Compared to natural muscles, which contract by about 20 percent, the new polymer fiber muscles can contract by about 50 percent. The muscle strokes also are reversible for millions of cycles as the muscles contract and expand under heavy mechanical loads, according to the study findings.
“The application opportunities for these polymer muscles are vast,” said corresponding author Dr. Ray Baughman, the Robert A. Welch Distinguished Chair in Chemistry at UT Dallas and director of the NanoTech Institute. “Today’s most advanced humanoid robots, prosthetic limbs and wearable exoskeletons are limited by motors and hydraulic systems, whose size and weight restrict dexterity, force generation and work capability.”
The practicalities of these artificial muscles are wide. Baughman noted that applications such as humanoids and exoskeletons could make use of the technology, giving them superhuman strength. He explained that by twisting together a bundle of polyethylene fishing lines, roughly ten times the thickness of a human hair, a polymer muscle is produced that can lift 16 pounds. In similar fashion, if a hundred of these bundles were to be twisted together, it would result in a powerful muscle that could lift as much as 1600 pounds.

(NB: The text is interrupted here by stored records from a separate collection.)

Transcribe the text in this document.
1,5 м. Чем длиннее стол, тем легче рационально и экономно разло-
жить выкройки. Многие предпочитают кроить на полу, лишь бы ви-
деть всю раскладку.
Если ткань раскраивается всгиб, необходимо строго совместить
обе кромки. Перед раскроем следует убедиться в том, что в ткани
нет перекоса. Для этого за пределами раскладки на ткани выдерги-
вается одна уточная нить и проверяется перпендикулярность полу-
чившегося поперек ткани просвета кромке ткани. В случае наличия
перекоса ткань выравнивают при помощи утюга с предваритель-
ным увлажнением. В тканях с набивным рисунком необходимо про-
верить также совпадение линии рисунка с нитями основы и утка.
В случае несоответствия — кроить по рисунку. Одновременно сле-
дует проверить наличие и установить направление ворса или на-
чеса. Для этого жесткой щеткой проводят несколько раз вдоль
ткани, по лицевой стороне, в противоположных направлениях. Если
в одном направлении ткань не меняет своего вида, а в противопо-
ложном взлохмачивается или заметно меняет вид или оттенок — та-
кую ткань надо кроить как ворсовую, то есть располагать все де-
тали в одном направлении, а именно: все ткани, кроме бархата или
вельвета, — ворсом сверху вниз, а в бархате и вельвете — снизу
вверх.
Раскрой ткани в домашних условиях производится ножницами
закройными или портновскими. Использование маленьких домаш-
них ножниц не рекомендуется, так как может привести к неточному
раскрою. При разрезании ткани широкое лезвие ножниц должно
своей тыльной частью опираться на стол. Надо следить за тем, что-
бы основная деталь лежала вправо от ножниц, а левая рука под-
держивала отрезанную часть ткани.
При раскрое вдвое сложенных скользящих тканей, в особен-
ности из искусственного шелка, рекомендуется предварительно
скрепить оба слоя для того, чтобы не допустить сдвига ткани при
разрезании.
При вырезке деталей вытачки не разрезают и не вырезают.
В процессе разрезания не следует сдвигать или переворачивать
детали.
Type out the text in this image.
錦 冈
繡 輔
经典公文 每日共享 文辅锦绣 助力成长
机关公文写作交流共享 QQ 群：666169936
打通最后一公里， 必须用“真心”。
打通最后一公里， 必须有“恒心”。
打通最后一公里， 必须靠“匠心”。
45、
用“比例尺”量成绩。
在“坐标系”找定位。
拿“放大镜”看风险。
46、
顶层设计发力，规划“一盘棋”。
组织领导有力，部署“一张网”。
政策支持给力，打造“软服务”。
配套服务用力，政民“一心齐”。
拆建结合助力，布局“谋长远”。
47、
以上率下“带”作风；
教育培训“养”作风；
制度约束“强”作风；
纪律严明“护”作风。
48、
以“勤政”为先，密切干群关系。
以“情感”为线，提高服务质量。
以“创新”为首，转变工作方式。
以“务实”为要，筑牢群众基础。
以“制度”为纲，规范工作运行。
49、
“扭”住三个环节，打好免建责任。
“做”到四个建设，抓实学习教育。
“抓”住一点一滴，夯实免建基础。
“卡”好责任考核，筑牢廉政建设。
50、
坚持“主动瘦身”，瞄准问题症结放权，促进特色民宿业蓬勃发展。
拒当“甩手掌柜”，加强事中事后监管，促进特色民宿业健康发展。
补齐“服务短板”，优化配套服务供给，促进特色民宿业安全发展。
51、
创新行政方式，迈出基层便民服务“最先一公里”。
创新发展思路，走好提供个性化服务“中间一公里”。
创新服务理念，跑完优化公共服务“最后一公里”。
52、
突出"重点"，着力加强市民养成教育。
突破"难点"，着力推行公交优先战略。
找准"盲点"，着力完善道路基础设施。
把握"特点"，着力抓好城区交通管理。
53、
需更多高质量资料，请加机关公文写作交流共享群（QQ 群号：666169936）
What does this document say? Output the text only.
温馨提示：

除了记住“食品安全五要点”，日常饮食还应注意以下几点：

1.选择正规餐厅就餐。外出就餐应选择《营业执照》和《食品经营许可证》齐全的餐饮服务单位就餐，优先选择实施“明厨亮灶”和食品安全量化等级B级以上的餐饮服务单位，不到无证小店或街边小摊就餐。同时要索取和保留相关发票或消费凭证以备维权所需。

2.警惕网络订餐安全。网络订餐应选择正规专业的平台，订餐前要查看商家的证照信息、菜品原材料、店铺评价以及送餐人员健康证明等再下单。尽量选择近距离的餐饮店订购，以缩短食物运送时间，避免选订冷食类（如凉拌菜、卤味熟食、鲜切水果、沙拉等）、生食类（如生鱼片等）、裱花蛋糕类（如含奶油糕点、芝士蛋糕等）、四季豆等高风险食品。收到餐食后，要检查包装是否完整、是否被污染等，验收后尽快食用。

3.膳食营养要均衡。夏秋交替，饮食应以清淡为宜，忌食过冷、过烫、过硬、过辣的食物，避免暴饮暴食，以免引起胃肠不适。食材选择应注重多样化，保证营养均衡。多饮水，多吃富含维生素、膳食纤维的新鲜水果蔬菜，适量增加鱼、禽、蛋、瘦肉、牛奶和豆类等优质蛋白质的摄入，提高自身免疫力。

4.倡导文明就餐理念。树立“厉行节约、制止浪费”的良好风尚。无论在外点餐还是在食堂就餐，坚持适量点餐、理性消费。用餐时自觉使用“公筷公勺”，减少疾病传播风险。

While these artificial muscles are shown to be powerful lifters, they have other practical purposes as well. On the opposite extreme, single strands of the polymer muscles that have much less of a diameter than a human hair could be used to give humanoid robots life-like facial expressions or perhaps power miniature “laboratories on a chip.”
Carter Haines, lead author of the study from UT Dallas, explained that the polymer muscles are generally electrically powered by resistive heating using the metal coating on commercially available sewing thread. But for other applications, the muscles may be self-powered by environmental temperature changes.
“We have woven textiles from the polymer muscles whose pores reversibly open and close with changes in temperature. This offers the future possibility of comfort-adjusting clothing,” said Haines, who earned an undergraduate physics degree from UT Dallas and is now a doctoral student in materials science and engineering.
The team also demonstrated the feasibility of using environmentally powered muscles to automatically open and close windows in greenhouses or other buildings in response to ambient temperature changes, thereby eliminating the need for electricity or costly, noisy motors.
The UBC researchers noted that artificial muscles have, in the past, been successfully created using metal wires and carbon nanotubes. However, researchers and device makers have found that these types of artificial muscles are quite expensive to fabricate and difficult to control.